RweSure

Asking for evidence is not an attempt to make you look like an idiot, not was that my intention.

There's been an argument going on VOAT for a quite a while that art prices are only high SOLEY because it's actually intended as a cover up for payments for illicit activity. This probably would be less money laundering than fraud. Your post makes it clear that there is a genuine art market and art can be USED TO STORE money, so their argument is 180 degrees off the mark.

RweSure

Actually I think I made a pretty substantial criticism and undermined a common theory on this board.

As for your project, I'll talk a look, but this part seems tenuous.

ANd their ties to lobbyists NGOs etc.

Of course, people who work in politics are going to have ties to lobbyists, NGOs and others. But are they meaningful in any way? This is one of key failings of logic in this investigation.
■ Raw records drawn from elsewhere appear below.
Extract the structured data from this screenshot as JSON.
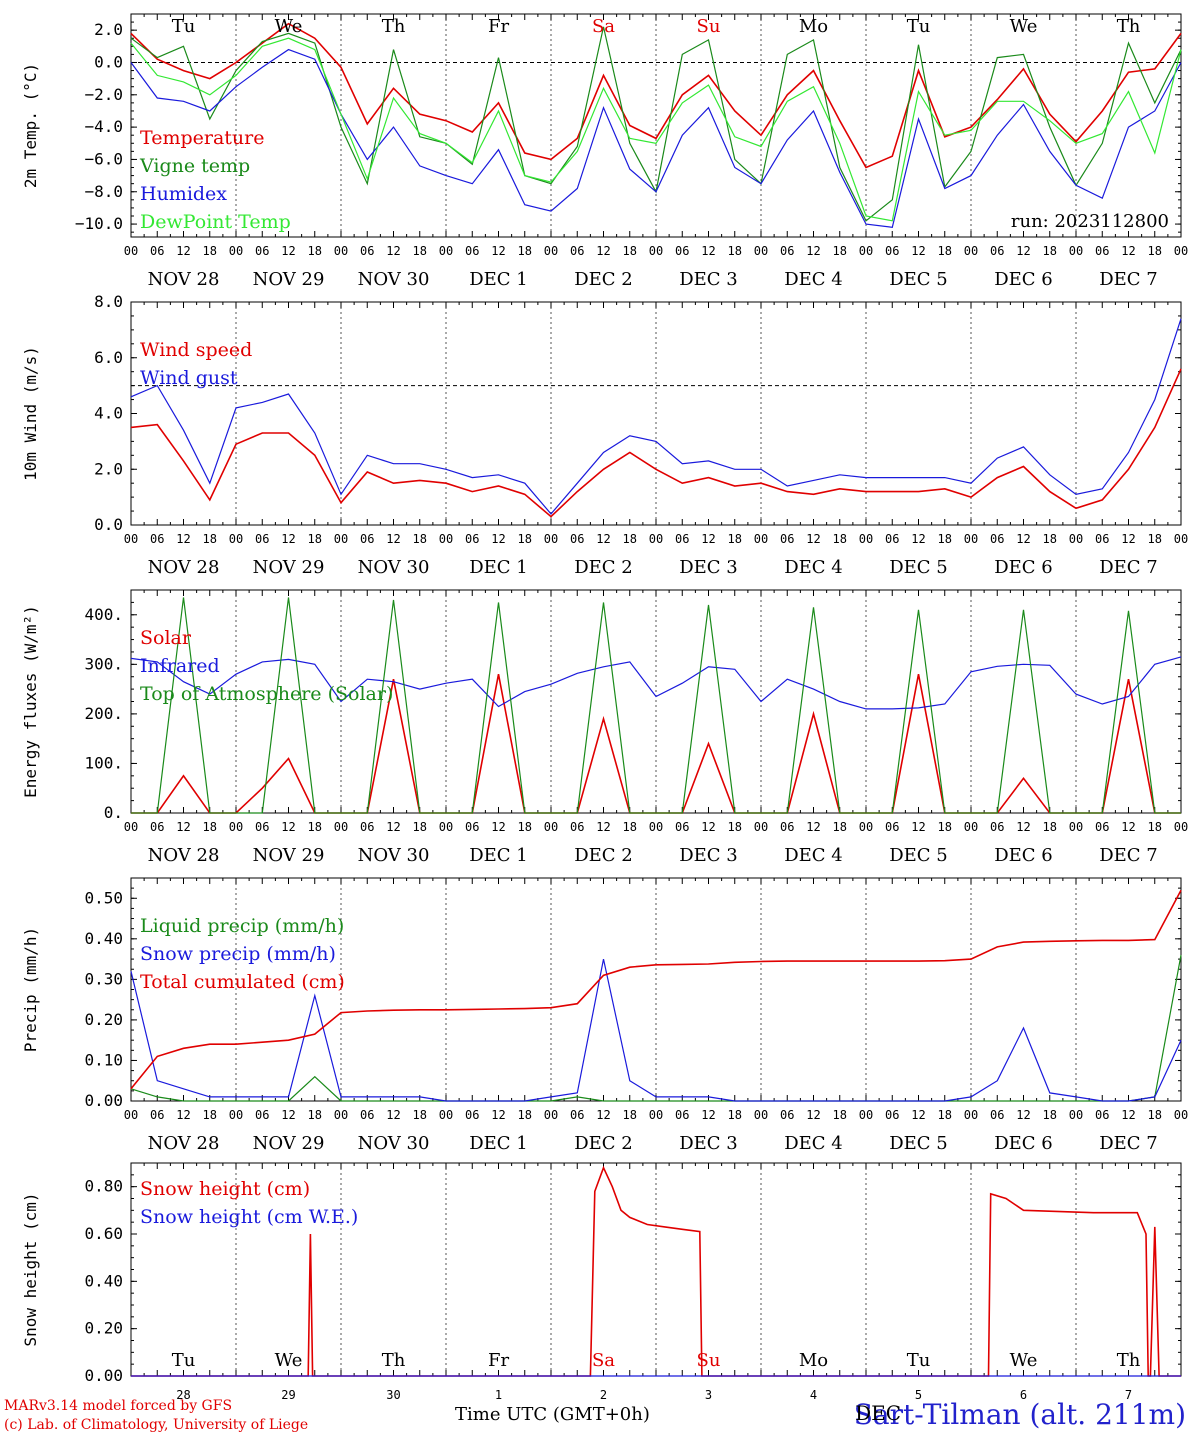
{
  "colors": {
    "red": "#e00000",
    "green": "#1a8a1a",
    "blue": "#1a1adc",
    "lightgreen": "#33e833",
    "axis": "#000000",
    "grid": "#555555",
    "weekend": "#e00000"
  },
  "x_axis": {
    "tick_hours": [
      "00",
      "06",
      "12",
      "18"
    ],
    "last_tick": "00",
    "dates": [
      "NOV 28",
      "NOV 29",
      "NOV 30",
      "DEC  1",
      "DEC  2",
      "DEC  3",
      "DEC  4",
      "DEC  5",
      "DEC  6",
      "DEC  7"
    ],
    "weekdays": [
      "Tu",
      "We",
      "Th",
      "Fr",
      "Sa",
      "Su",
      "Mo",
      "Tu",
      "We",
      "Th"
    ],
    "weekend_days": [
      4,
      5
    ],
    "day_numbers": [
      "28",
      "29",
      "30",
      "1",
      "2",
      "3",
      "4",
      "5",
      "6",
      "7"
    ],
    "title": "Time UTC (GMT+0h)"
  },
  "footer": {
    "credit_line1": "MARv3.14 model forced by GFS",
    "credit_line2": "(c) Lab. of Climatology, University of Liege",
    "station_prefix": "DEC",
    "station": "Sart-Tilman (alt. 211m)"
  },
  "chart_data": [
    {
      "type": "line",
      "ylabel": "2m Temp. (°C)",
      "ylim": [
        -10.8,
        3.0
      ],
      "yticks": [
        2.0,
        0.0,
        -2.0,
        -4.0,
        -6.0,
        -8.0,
        -10.0
      ],
      "ytick_labels": [
        "2.0",
        "0.0",
        "−2.0",
        "−4.0",
        "−6.0",
        "−8.0",
        "−10.0"
      ],
      "reference_line": 0,
      "annotation": "run: 2023112800",
      "x_hours": [
        0,
        6,
        12,
        18,
        24,
        30,
        36,
        42,
        48,
        54,
        60,
        66,
        72,
        78,
        84,
        90,
        96,
        102,
        108,
        114,
        120,
        126,
        132,
        138,
        144,
        150,
        156,
        162,
        168,
        174,
        180,
        186,
        192,
        198,
        204,
        210,
        216,
        222,
        228,
        234,
        240
      ],
      "series": [
        {
          "name": "Temperature",
          "color": "red",
          "values": [
            1.8,
            0.2,
            -0.5,
            -1.0,
            0.0,
            1.2,
            2.4,
            1.5,
            -0.3,
            -3.8,
            -1.6,
            -3.2,
            -3.6,
            -4.3,
            -2.5,
            -5.6,
            -6.0,
            -4.7,
            -0.8,
            -3.9,
            -4.7,
            -2.0,
            -0.8,
            -3.0,
            -4.5,
            -2.0,
            -0.5,
            -3.6,
            -6.5,
            -5.8,
            -0.5,
            -4.6,
            -4.0,
            -2.3,
            -0.4,
            -3.2,
            -4.9,
            -3.0,
            -0.6,
            -0.4,
            1.8
          ]
        },
        {
          "name": "Vigne temp",
          "color": "green",
          "values": [
            1.5,
            0.3,
            1.0,
            -3.5,
            -0.5,
            1.3,
            1.8,
            1.2,
            -4.0,
            -7.5,
            0.8,
            -4.6,
            -5.0,
            -6.3,
            0.3,
            -7.0,
            -7.5,
            -5.2,
            2.2,
            -5.0,
            -8.0,
            0.5,
            1.4,
            -6.0,
            -7.5,
            0.5,
            1.4,
            -6.5,
            -9.8,
            -8.5,
            1.1,
            -7.7,
            -5.5,
            0.3,
            0.5,
            -4.0,
            -7.6,
            -5.0,
            1.2,
            -2.5,
            0.8
          ]
        },
        {
          "name": "Humidex",
          "color": "blue",
          "values": [
            0.0,
            -2.2,
            -2.4,
            -3.0,
            -1.5,
            -0.3,
            0.8,
            0.2,
            -3.2,
            -6.0,
            -4.0,
            -6.4,
            -7.0,
            -7.5,
            -5.4,
            -8.8,
            -9.2,
            -7.8,
            -2.8,
            -6.6,
            -8.0,
            -4.5,
            -2.8,
            -6.5,
            -7.5,
            -4.8,
            -3.0,
            -6.8,
            -10.0,
            -10.2,
            -3.5,
            -7.8,
            -7.0,
            -4.5,
            -2.6,
            -5.5,
            -7.6,
            -8.4,
            -4.0,
            -3.0,
            0.0
          ]
        },
        {
          "name": "DewPoint Temp",
          "color": "lightgreen",
          "values": [
            1.2,
            -0.8,
            -1.2,
            -2.0,
            -0.8,
            1.0,
            1.5,
            0.8,
            -3.2,
            -7.2,
            -2.2,
            -4.4,
            -5.0,
            -6.2,
            -3.0,
            -7.0,
            -7.4,
            -5.5,
            -1.6,
            -4.7,
            -5.0,
            -2.5,
            -1.4,
            -4.6,
            -5.2,
            -2.4,
            -1.5,
            -5.0,
            -9.5,
            -9.8,
            -1.8,
            -4.5,
            -4.2,
            -2.4,
            -2.4,
            -3.6,
            -5.0,
            -4.4,
            -1.8,
            -5.6,
            0.8
          ]
        }
      ],
      "legend_position": "top-left"
    },
    {
      "type": "line",
      "ylabel": "10m Wind (m/s)",
      "ylim": [
        0,
        8.0
      ],
      "yticks": [
        0.0,
        2.0,
        4.0,
        6.0,
        8.0
      ],
      "ytick_labels": [
        "0.0",
        "2.0",
        "4.0",
        "6.0",
        "8.0"
      ],
      "reference_line": 5,
      "x_hours": [
        0,
        6,
        12,
        18,
        24,
        30,
        36,
        42,
        48,
        54,
        60,
        66,
        72,
        78,
        84,
        90,
        96,
        102,
        108,
        114,
        120,
        126,
        132,
        138,
        144,
        150,
        156,
        162,
        168,
        174,
        180,
        186,
        192,
        198,
        204,
        210,
        216,
        222,
        228,
        234,
        240
      ],
      "series": [
        {
          "name": "Wind speed",
          "color": "red",
          "values": [
            3.5,
            3.6,
            2.3,
            0.9,
            2.9,
            3.3,
            3.3,
            2.5,
            0.8,
            1.9,
            1.5,
            1.6,
            1.5,
            1.2,
            1.4,
            1.1,
            0.3,
            1.2,
            2.0,
            2.6,
            2.0,
            1.5,
            1.7,
            1.4,
            1.5,
            1.2,
            1.1,
            1.3,
            1.2,
            1.2,
            1.2,
            1.3,
            1.0,
            1.7,
            2.1,
            1.2,
            0.6,
            0.9,
            2.0,
            3.5,
            5.6
          ]
        },
        {
          "name": "Wind gust",
          "color": "blue",
          "values": [
            4.6,
            5.0,
            3.4,
            1.5,
            4.2,
            4.4,
            4.7,
            3.3,
            1.1,
            2.5,
            2.2,
            2.2,
            2.0,
            1.7,
            1.8,
            1.5,
            0.4,
            1.5,
            2.6,
            3.2,
            3.0,
            2.2,
            2.3,
            2.0,
            2.0,
            1.4,
            1.6,
            1.8,
            1.7,
            1.7,
            1.7,
            1.7,
            1.5,
            2.4,
            2.8,
            1.8,
            1.1,
            1.3,
            2.6,
            4.5,
            7.4
          ]
        }
      ],
      "legend_position": "top-left"
    },
    {
      "type": "line",
      "ylabel": "Energy fluxes (W/m²)",
      "ylim": [
        0,
        450
      ],
      "yticks": [
        0,
        100,
        200,
        300,
        400
      ],
      "ytick_labels": [
        "0.",
        "100.",
        "200.",
        "300.",
        "400."
      ],
      "x_hours": [
        0,
        6,
        12,
        18,
        24,
        30,
        36,
        42,
        48,
        54,
        60,
        66,
        72,
        78,
        84,
        90,
        96,
        102,
        108,
        114,
        120,
        126,
        132,
        138,
        144,
        150,
        156,
        162,
        168,
        174,
        180,
        186,
        192,
        198,
        204,
        210,
        216,
        222,
        228,
        234,
        240
      ],
      "series": [
        {
          "name": "Solar",
          "color": "red",
          "values": [
            0,
            0,
            75,
            0,
            0,
            50,
            110,
            0,
            0,
            0,
            270,
            0,
            0,
            0,
            280,
            0,
            0,
            0,
            190,
            0,
            0,
            0,
            140,
            0,
            0,
            0,
            200,
            0,
            0,
            0,
            280,
            0,
            0,
            0,
            70,
            0,
            0,
            0,
            270,
            0,
            0
          ]
        },
        {
          "name": "Infrared",
          "color": "blue",
          "values": [
            312,
            305,
            265,
            240,
            280,
            305,
            310,
            300,
            225,
            270,
            265,
            250,
            262,
            270,
            215,
            245,
            260,
            282,
            295,
            305,
            235,
            262,
            295,
            290,
            225,
            270,
            250,
            225,
            210,
            210,
            212,
            220,
            285,
            296,
            300,
            298,
            240,
            220,
            235,
            300,
            315
          ]
        },
        {
          "name": "Top of Atmosphere (Solar)",
          "color": "green",
          "values": [
            0,
            0,
            435,
            0,
            0,
            0,
            435,
            0,
            0,
            0,
            430,
            0,
            0,
            0,
            425,
            0,
            0,
            0,
            425,
            0,
            0,
            0,
            420,
            0,
            0,
            0,
            415,
            0,
            0,
            0,
            410,
            0,
            0,
            0,
            410,
            0,
            0,
            0,
            408,
            0,
            0
          ]
        }
      ],
      "legend_position": "top-left"
    },
    {
      "type": "line",
      "ylabel": "Precip (mm/h)",
      "ylim": [
        0,
        0.55
      ],
      "yticks": [
        0.0,
        0.1,
        0.2,
        0.3,
        0.4,
        0.5
      ],
      "ytick_labels": [
        "0.00",
        "0.10",
        "0.20",
        "0.30",
        "0.40",
        "0.50"
      ],
      "x_hours": [
        0,
        6,
        12,
        18,
        24,
        30,
        36,
        42,
        48,
        54,
        60,
        66,
        72,
        78,
        84,
        90,
        96,
        102,
        108,
        114,
        120,
        126,
        132,
        138,
        144,
        150,
        156,
        162,
        168,
        174,
        180,
        186,
        192,
        198,
        204,
        210,
        216,
        222,
        228,
        234,
        240
      ],
      "series": [
        {
          "name": "Liquid precip (mm/h)",
          "color": "green",
          "values": [
            0.03,
            0.01,
            0,
            0,
            0,
            0,
            0,
            0.06,
            0,
            0,
            0,
            0,
            0,
            0,
            0,
            0,
            0,
            0.01,
            0,
            0,
            0,
            0,
            0,
            0,
            0,
            0,
            0,
            0,
            0,
            0,
            0,
            0,
            0,
            0,
            0,
            0,
            0,
            0,
            0,
            0.01,
            0.36
          ]
        },
        {
          "name": "Snow precip (mm/h)",
          "color": "blue",
          "values": [
            0.32,
            0.05,
            0.03,
            0.01,
            0.01,
            0.01,
            0.01,
            0.26,
            0.01,
            0.01,
            0.01,
            0.01,
            0,
            0,
            0,
            0,
            0.01,
            0.02,
            0.35,
            0.05,
            0.01,
            0.01,
            0.01,
            0,
            0,
            0,
            0,
            0,
            0,
            0,
            0,
            0,
            0.01,
            0.05,
            0.18,
            0.02,
            0.01,
            0,
            0,
            0.01,
            0.15
          ]
        },
        {
          "name": "Total cumulated (cm)",
          "color": "red",
          "values": [
            0.03,
            0.11,
            0.13,
            0.14,
            0.14,
            0.145,
            0.15,
            0.165,
            0.218,
            0.222,
            0.224,
            0.225,
            0.225,
            0.226,
            0.227,
            0.228,
            0.23,
            0.24,
            0.31,
            0.33,
            0.336,
            0.337,
            0.338,
            0.342,
            0.344,
            0.345,
            0.345,
            0.345,
            0.345,
            0.345,
            0.345,
            0.346,
            0.35,
            0.38,
            0.392,
            0.394,
            0.395,
            0.396,
            0.396,
            0.398,
            0.52
          ]
        }
      ],
      "legend_position": "top-left"
    },
    {
      "type": "line",
      "ylabel": "Snow height (cm)",
      "ylim": [
        0,
        0.9
      ],
      "yticks": [
        0.0,
        0.2,
        0.4,
        0.6,
        0.8
      ],
      "ytick_labels": [
        "0.00",
        "0.20",
        "0.40",
        "0.60",
        "0.80"
      ],
      "x_hours": [
        0,
        40.5,
        41,
        41.5,
        42,
        105,
        106,
        108,
        110,
        112,
        114,
        118,
        122,
        126,
        130,
        130.5,
        131,
        196,
        196.5,
        200,
        204,
        220,
        230,
        232,
        232.5,
        233,
        234,
        235,
        240
      ],
      "series": [
        {
          "name": "Snow height (cm)",
          "color": "red",
          "values": [
            0,
            0,
            0.6,
            0,
            0,
            0,
            0.78,
            0.88,
            0.8,
            0.7,
            0.67,
            0.64,
            0.63,
            0.62,
            0.61,
            0,
            0,
            0,
            0.77,
            0.75,
            0.7,
            0.69,
            0.69,
            0.6,
            0,
            0,
            0.63,
            0,
            0
          ]
        },
        {
          "name": "Snow height (cm W.E.)",
          "color": "blue",
          "values": [
            0,
            0,
            0,
            0,
            0,
            0,
            0,
            0,
            0,
            0,
            0,
            0,
            0,
            0,
            0,
            0,
            0,
            0,
            0,
            0,
            0,
            0,
            0,
            0,
            0,
            0,
            0,
            0,
            0
          ]
        }
      ],
      "legend_position": "top-left"
    }
  ]
}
Let's say John Doe visits prostitutes. Does that mean the people he works with know that? If they don't, connecting John Doe to them, doesn't tell you anything.

RweSure

Thanks for the examples

The times article makes clear that this in not the traditional way of laundering money, but a newly developed one because the traditional ways have more and more checks against it.

Though there are no hard statistics on the amount of laundered money invested in art, law enforcements officials and scholars agree they are seeing more of it. And this is the reason I asked for examples. Because the VOAT theory doesn't play out at all in the real world. The resale value of art proves that. You can use art as collateral. If the art was just inflated due to fraudulent valuations, this wouldn't happen.

It also disproves, the idea that is pushed on VOAT that the high prices for art are artificial. Every case described there involved

A. People moving stolen money into valuable art.

B. People using valuable to art to get money past customs.

C. People lying about value of their art to avoid taxes/import duties.

In every case, people are using like they would use diamonds or real estate, inherently valuable things that you could large amounts of money to move them around.

One of money laundering cases in that Times article is non-art money laundering case involving a high stakes gambling ring being run out of Trump Tower involving Alimzhan Tokhtakhounov.

The FBI investigation led to a federal grand jury indictment of more than 30 people, including one of the world’s most notorious Russian mafia bosses, Alimzhan Tokhtakhounov. Known as the “Little Taiwanese,” he was the only target to slip away, and he remains a fugitive from American justice.

Seven months after the April 2013 indictment and after Interpol issued a red notice for Tokhtakhounov, he appeared near Donald Trump in the VIP section of the Miss Universe pageant in Moscow.

RweSure

I think this is good. Because patronage of the arts has been a traditional way of laundering money and trading and trafficking illegal items and covering up bribes

Traditional? Have a single example of this tradition?